The signatures from 44 senators — the vast majority of the Senate Democratic Caucus — on the letter show the extent to which Democrats have achieved some unity on a foreign policy issue that deeply divided them while they held the White House last year.

They called for an end to the war that sees Hamas no longer in control of Gaza and a long-term goal of both an Israeli and a Palestinian state, and opposed any permanent displacement of the Palestinian people, which they noted “would be antithetical to international humanitarian law.”

Meanwhile, Republicans are backing Trump’s handling of the situation and supporting Israel. Senator John Cornyn, a Texas Republican who sits on the Senate Foreign Relations Committee, said he was satisfied with Trump trying “to referee that, but the Israelis need to get their hostages back.”

Palestinians receive meals from volunteers in Gaza City, on July 28, 2025. (Ali Hassan/Flash90)

Still, images of the worsening hunger crisis in Gaza seemed to be reaching some Republican members of Congress.

Over the weekend, far-right Representative Marjorie Taylor Greene of Georgia, who routinely calls for an end to foreign aid, said on social media “What has been happening to innocent people and children in Gaza is horrific.
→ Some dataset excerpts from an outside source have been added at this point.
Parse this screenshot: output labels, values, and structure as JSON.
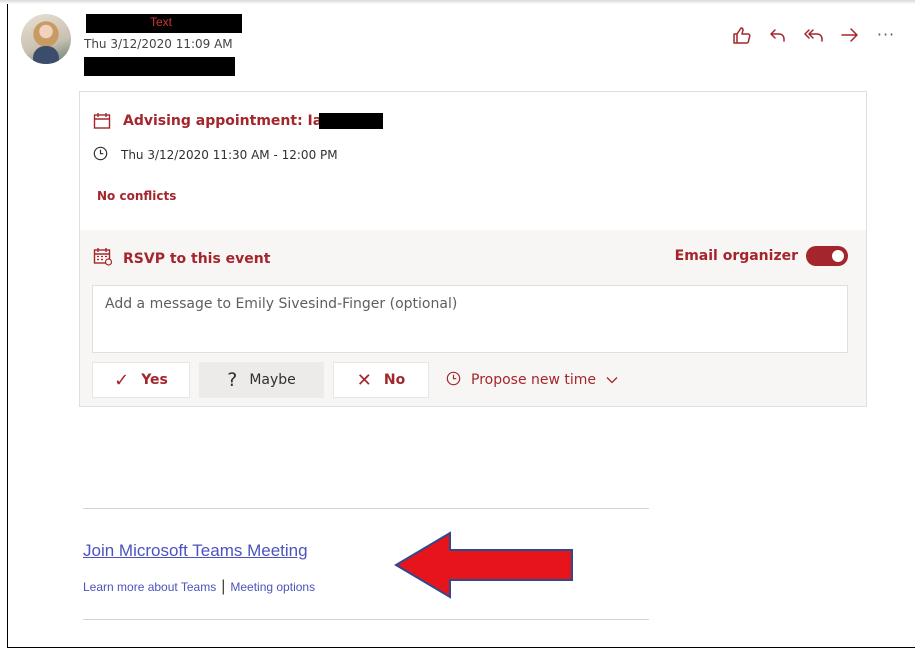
{
  "header": {
    "sender_name": "Text",
    "date": "Thu 3/12/2020 11:09 AM"
  },
  "toolbar": {
    "icons": [
      "like-icon",
      "reply-icon",
      "reply-all-icon",
      "forward-icon",
      "more-icon"
    ],
    "like_glyph": "👍",
    "reply_glyph": "↶",
    "reply_all_glyph": "⇇",
    "forward_glyph": "→",
    "more_glyph": "···"
  },
  "event": {
    "title": "Advising appointment: Ian",
    "time": "Thu 3/12/2020 11:30 AM - 12:00 PM",
    "conflicts": "No conflicts"
  },
  "rsvp": {
    "title": "RSVP to this event",
    "email_organizer_label": "Email organizer",
    "email_organizer_on": true,
    "message_placeholder": "Add a message to Emily Sivesind-Finger (optional)",
    "yes_label": "Yes",
    "maybe_label": "Maybe",
    "no_label": "No",
    "propose_label": "Propose new time",
    "yes_glyph": "✓",
    "maybe_glyph": "?",
    "no_glyph": "✕",
    "chevron_glyph": "⌄"
  },
  "teams": {
    "join_label": "Join Microsoft Teams Meeting",
    "learn_more_label": "Learn more about Teams",
    "separator": "|",
    "meeting_options_label": "Meeting options"
  },
  "colors": {
    "accent": "#a4262c",
    "link": "#4b53bc",
    "arrow_fill": "#e8141b",
    "arrow_stroke": "#2f4a8a"
  }
}
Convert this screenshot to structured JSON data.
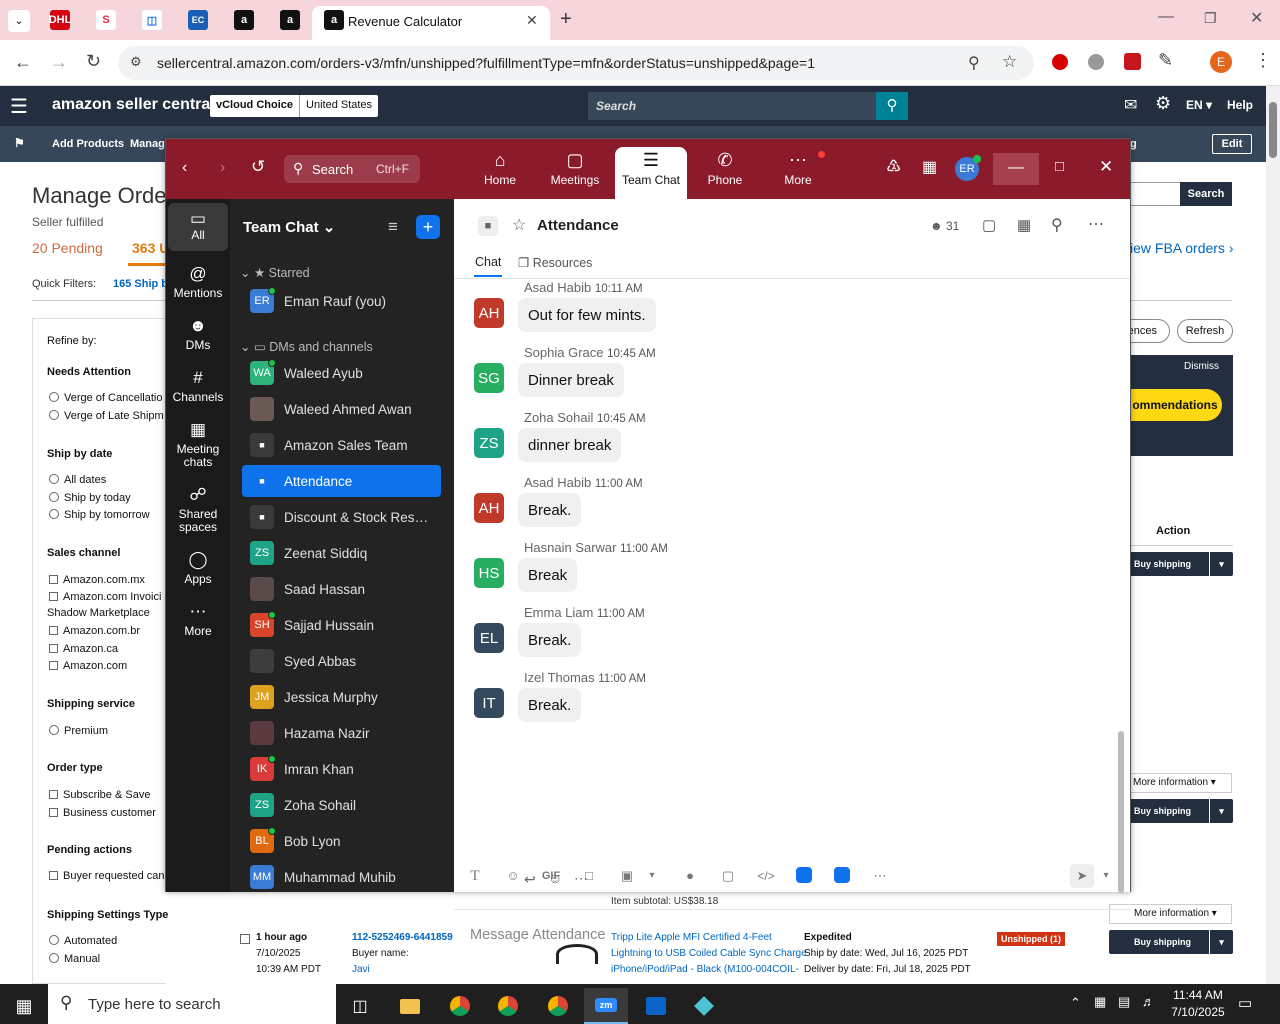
{
  "browser": {
    "tabs": [
      {
        "label": "",
        "icon": "dhl-icon"
      },
      {
        "label": "",
        "icon": "slack-style-icon"
      },
      {
        "label": "",
        "icon": "blue-app-icon"
      },
      {
        "label": "",
        "icon": "ec-icon",
        "text": "EC"
      },
      {
        "label": "",
        "icon": "amazon-icon",
        "text": "a"
      },
      {
        "label": "",
        "icon": "amazon-icon",
        "text": "a"
      },
      {
        "label": "Revenue Calculator",
        "icon": "amazon-icon",
        "text": "a",
        "active": true
      }
    ],
    "url": "sellercentral.amazon.com/orders-v3/mfn/unshipped?fulfillmentType=mfn&orderStatus=unshipped&page=1",
    "profile_initial": "E"
  },
  "seller": {
    "logo": "amazon seller central",
    "store_name": "vCloud Choice",
    "marketplace": "United States",
    "search_placeholder": "Search",
    "lang": "EN",
    "help": "Help",
    "nav": {
      "add_products": "Add Products",
      "manage": "Manage",
      "edit": "Edit",
      "partial_right": "g"
    },
    "page_title": "Manage Orde",
    "subtitle": "Seller fulfilled",
    "pending": "20 Pending",
    "count": "363 U",
    "quick_filters_label": "Quick Filters:",
    "quick_filters_value": "165 Ship b",
    "search_button": "Search",
    "fba_link": "iew FBA orders",
    "preferences_btn": "rences",
    "refresh_btn": "Refresh",
    "dismiss": "Dismiss",
    "recommend_btn": "ommendations",
    "action_header": "Action",
    "buy_shipping": "Buy shipping",
    "more_info": "More information",
    "refine_by": "Refine by:",
    "needs_attention": "Needs Attention",
    "needs_attention_items": [
      "Verge of Cancellatio",
      "Verge of Late Shipm"
    ],
    "ship_by_date": "Ship by date",
    "ship_by_items": [
      "All dates",
      "Ship by today",
      "Ship by tomorrow"
    ],
    "sales_channel": "Sales channel",
    "sales_channel_items": [
      "Amazon.com.mx",
      "Amazon.com Invoici",
      "Shadow Marketplace",
      "Amazon.com.br",
      "Amazon.ca",
      "Amazon.com"
    ],
    "shipping_service": "Shipping service",
    "shipping_service_items": [
      "Premium"
    ],
    "order_type": "Order type",
    "order_type_items": [
      "Subscribe & Save",
      "Business customer"
    ],
    "pending_actions": "Pending actions",
    "pending_actions_items": [
      "Buyer requested can"
    ],
    "shipping_settings": "Shipping Settings Type",
    "shipping_settings_items": [
      "Automated",
      "Manual"
    ],
    "item_subtotal": "Item subtotal: US$38.18",
    "order": {
      "age": "1 hour ago",
      "date": "7/10/2025",
      "time": "10:39 AM PDT",
      "order_id": "112-5252469-6441859",
      "buyer_label": "Buyer name:",
      "buyer": "Javi",
      "product_line1": "Tripp Lite Apple MFI Certified 4-Feet",
      "product_line2": "Lightning to USB Coiled Cable Sync Charge",
      "product_line3": "iPhone/iPod/iPad - Black (M100-004COIL-",
      "service": "Expedited",
      "ship_by": "Ship by date: Wed, Jul 16, 2025 PDT",
      "deliver_by": "Deliver by date: Fri, Jul 18, 2025 PDT",
      "status": "Unshipped (1)"
    }
  },
  "zoom": {
    "search_label": "Search",
    "search_shortcut": "Ctrl+F",
    "tabs": [
      {
        "label": "Home",
        "icon": "home-icon"
      },
      {
        "label": "Meetings",
        "icon": "video-icon"
      },
      {
        "label": "Team Chat",
        "icon": "chat-icon",
        "active": true
      },
      {
        "label": "Phone",
        "icon": "phone-icon"
      },
      {
        "label": "More",
        "icon": "more-icon"
      }
    ],
    "user_initials": "ER",
    "rail": [
      {
        "label": "All",
        "icon": "chat-bubble-icon",
        "active": true
      },
      {
        "label": "Mentions",
        "icon": "at-icon"
      },
      {
        "label": "DMs",
        "icon": "people-icon"
      },
      {
        "label": "Channels",
        "icon": "hash-icon"
      },
      {
        "label": "Meeting chats",
        "icon": "calendar-icon"
      },
      {
        "label": "Shared spaces",
        "icon": "shared-icon"
      },
      {
        "label": "Apps",
        "icon": "apps-icon"
      },
      {
        "label": "More",
        "icon": "more-icon"
      }
    ],
    "sidebar": {
      "title": "Team Chat",
      "starred_label": "Starred",
      "dms_label": "DMs and channels",
      "items": [
        {
          "label": "Eman Rauf (you)",
          "initials": "ER",
          "color": "#3a7bd5",
          "online": true
        },
        {
          "label": "Waleed Ayub",
          "initials": "WA",
          "color": "#2eb37a",
          "online": true
        },
        {
          "label": "Waleed Ahmed Awan",
          "initials": "",
          "color": "#6a5a55",
          "online": false
        },
        {
          "label": "Amazon Sales Team",
          "initials": "",
          "color": "#3a3a3a",
          "locked": true
        },
        {
          "label": "Attendance",
          "initials": "",
          "color": "#0e72ed",
          "locked": true,
          "active": true
        },
        {
          "label": "Discount & Stock Reser...",
          "initials": "",
          "color": "#3a3a3a",
          "locked": true
        },
        {
          "label": "Zeenat Siddiq",
          "initials": "ZS",
          "color": "#1fa387",
          "online": false
        },
        {
          "label": "Saad Hassan",
          "initials": "",
          "color": "#5a4a4a",
          "online": false
        },
        {
          "label": "Sajjad Hussain",
          "initials": "SH",
          "color": "#d9452b",
          "online": true
        },
        {
          "label": "Syed Abbas",
          "initials": "",
          "color": "#3d3d3d",
          "online": false
        },
        {
          "label": "Jessica Murphy",
          "initials": "JM",
          "color": "#e0a020",
          "online": false
        },
        {
          "label": "Hazama Nazir",
          "initials": "",
          "color": "#5a3a3e",
          "online": false
        },
        {
          "label": "Imran Khan",
          "initials": "IK",
          "color": "#d93a3a",
          "online": true
        },
        {
          "label": "Zoha Sohail",
          "initials": "ZS",
          "color": "#1fa387",
          "online": false
        },
        {
          "label": "Bob Lyon",
          "initials": "BL",
          "color": "#e06a10",
          "online": true
        },
        {
          "label": "Muhammad Muhib",
          "initials": "MM",
          "color": "#3a7bd5",
          "online": false
        }
      ]
    },
    "channel": {
      "name": "Attendance",
      "members": "31",
      "tab_chat": "Chat",
      "tab_resources": "Resources",
      "compose_placeholder": "Message Attendance"
    },
    "messages": [
      {
        "sender": "Asad Habib",
        "time": "10:11 AM",
        "text": "Out for few mints.",
        "initials": "AH",
        "color": "#c0392b"
      },
      {
        "sender": "Sophia Grace",
        "time": "10:45 AM",
        "text": "Dinner break",
        "initials": "SG",
        "color": "#27ae60"
      },
      {
        "sender": "Zoha Sohail",
        "time": "10:45 AM",
        "text": "dinner break",
        "initials": "ZS",
        "color": "#1fa387"
      },
      {
        "sender": "Asad Habib",
        "time": "11:00 AM",
        "text": "Break.",
        "initials": "AH",
        "color": "#c0392b"
      },
      {
        "sender": "Hasnain Sarwar",
        "time": "11:00 AM",
        "text": "Break",
        "initials": "HS",
        "color": "#27ae60"
      },
      {
        "sender": "Emma Liam",
        "time": "11:00 AM",
        "text": "Break.",
        "initials": "EL",
        "color": "#34495e"
      },
      {
        "sender": "Izel Thomas",
        "time": "11:00 AM",
        "text": "Break.",
        "initials": "IT",
        "color": "#34495e"
      }
    ],
    "toolbar_gif": "GIF"
  },
  "taskbar": {
    "search_placeholder": "Type here to search",
    "time": "11:44 AM",
    "date": "7/10/2025"
  }
}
This war and humanitarian crisis must end!”

For Schatz, it was a sign that many Americans do care about suffering in other parts of the world, even after Trump won the election with “America First” foreign policy goals and kick-started his administration by demolishing US aid programs.

“They are seeing images of chaos, images of suffering that are either caused by the United States or at least could have been prevented by the United States,” Schatz said. “And it is redounding negatively to the president.”

Reports of an increasingly dire humanitarian situation in the Gaza Strip — including growing levels of malnutrition and children dying by starvation — led Israel on Sunday to institute broad pauses in fighting, along with several other changes, to allow for the safe distribution of humanitarian aid.

At the same time, Israel has denied using hunger as a weapon of war and accused the United Nations and other aid agencies of failing to pick up and distribute supplies delivered to Gaza’s border crossing points.